The discoteque fire in Gothenburg
A potent modern day example of the importance of fire gases in causing the death of fire victims is the Gothenburg Disco fire in 1998. In this fire most of the 63 victims died due to toxic gases and not due to heat from fire. The fuel in this fire consisted of material that could potentially generate large amounts of HCN. Indeed, the report from this incident indicates that HCN was an important factor in the fatalities.
Small scale tests
A study has been conducted to investigate the relative importance of HCN to CO emissions from a series of materials commonly used either as building material or in the production of e. g. upholstered furniture used in domestic applications. A series of small scale tests have been conducted on five types of material chosen firstly for the presence of nitrogen in their chemical structure and secondly for their relevance as material present in domestic applications.
Photo of the DIN-furnace used for the small-scale experiments.
The specific materials included in this study were: wool, nylon, synthetic rubber, melamine and polyurethane-foam. None of the materials were combustion modified through the use of a flame retardant additive.
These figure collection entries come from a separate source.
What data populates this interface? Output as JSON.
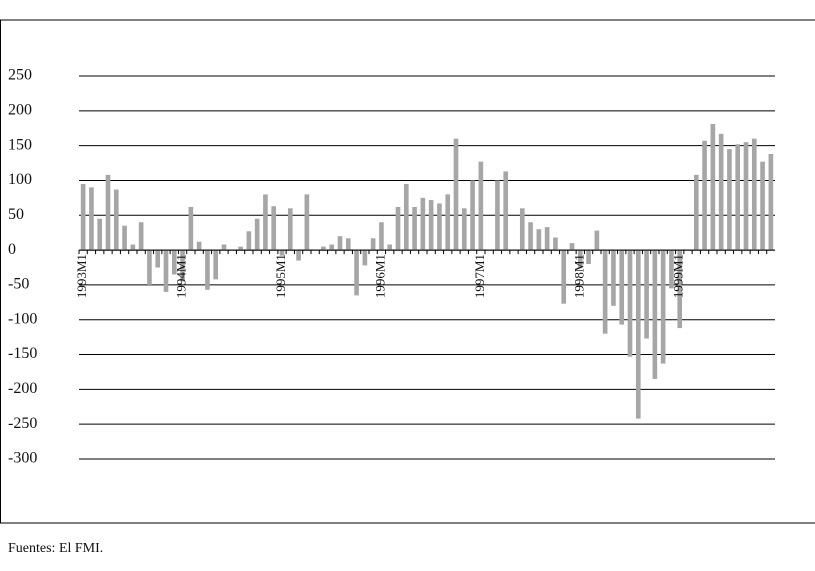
{
  "chart_data": {
    "type": "bar",
    "categories": [
      "1993M1",
      null,
      null,
      null,
      null,
      null,
      null,
      null,
      null,
      null,
      null,
      null,
      "1994M1",
      null,
      null,
      null,
      null,
      null,
      null,
      null,
      null,
      null,
      null,
      null,
      "1995M1",
      null,
      null,
      null,
      null,
      null,
      null,
      null,
      null,
      null,
      null,
      null,
      "1996M1",
      null,
      null,
      null,
      null,
      null,
      null,
      null,
      null,
      null,
      null,
      null,
      "1997M1",
      null,
      null,
      null,
      null,
      null,
      null,
      null,
      null,
      null,
      null,
      null,
      "1998M1",
      null,
      null,
      null,
      null,
      null,
      null,
      null,
      null,
      null,
      null,
      null,
      "1999M1",
      null,
      null,
      null,
      null,
      null,
      null,
      null,
      null,
      null,
      null,
      null
    ],
    "values": [
      95,
      90,
      45,
      108,
      87,
      35,
      8,
      40,
      -50,
      -25,
      -60,
      -35,
      -45,
      62,
      12,
      -57,
      -42,
      8,
      0,
      5,
      27,
      45,
      80,
      63,
      -8,
      60,
      -15,
      80,
      0,
      5,
      8,
      20,
      17,
      -65,
      -22,
      17,
      40,
      8,
      62,
      95,
      62,
      75,
      72,
      67,
      80,
      160,
      60,
      100,
      127,
      0,
      100,
      113,
      0,
      60,
      40,
      30,
      33,
      18,
      -77,
      10,
      -25,
      -20,
      28,
      -120,
      -80,
      -107,
      -153,
      -242,
      -127,
      -185,
      -163,
      -55,
      -112,
      0,
      108,
      157,
      181,
      167,
      145,
      152,
      155,
      160,
      127,
      138
    ],
    "color": "#a6a6a6",
    "ylim": [
      -300,
      250
    ],
    "yticks": [
      -300,
      -250,
      -200,
      -150,
      -100,
      -50,
      0,
      50,
      100,
      150,
      200,
      250
    ],
    "grid": true,
    "source": "Fuentes: El FMI."
  }
}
The reason to focus on HCN is clear. It is important as a potential killer or escape inhibitor in fires but as we presently lack a concrete comparison between the CO producing potential of common material relative to their HCN producing potential it has been difficult to establish the relative importance of HCN compared to that of CO. This is of particular importance as we become more acquainted with computer modelling using, for example, Computational Fluid Dynamics (CFD). In recent years it has become more common to use CFD methods to model fire behaviour in complicated situations as an alternative to time consuming and costly experiments. In recognition of the importance of CO, production models have been developed to calculate the production of CO as the fire being modelled develops. This study has, therefore, also been conceived to determine whether calculation of the production of CO using CFD is sufficient to establish the toxic hazard posed by any given enclosure fire, or whether it is necessary to model other species, such as HCN, as well.
As a starting point for this study a literature study has been conducted to establish what has been done previously in this field. Full results are available in SP Report 2000:27.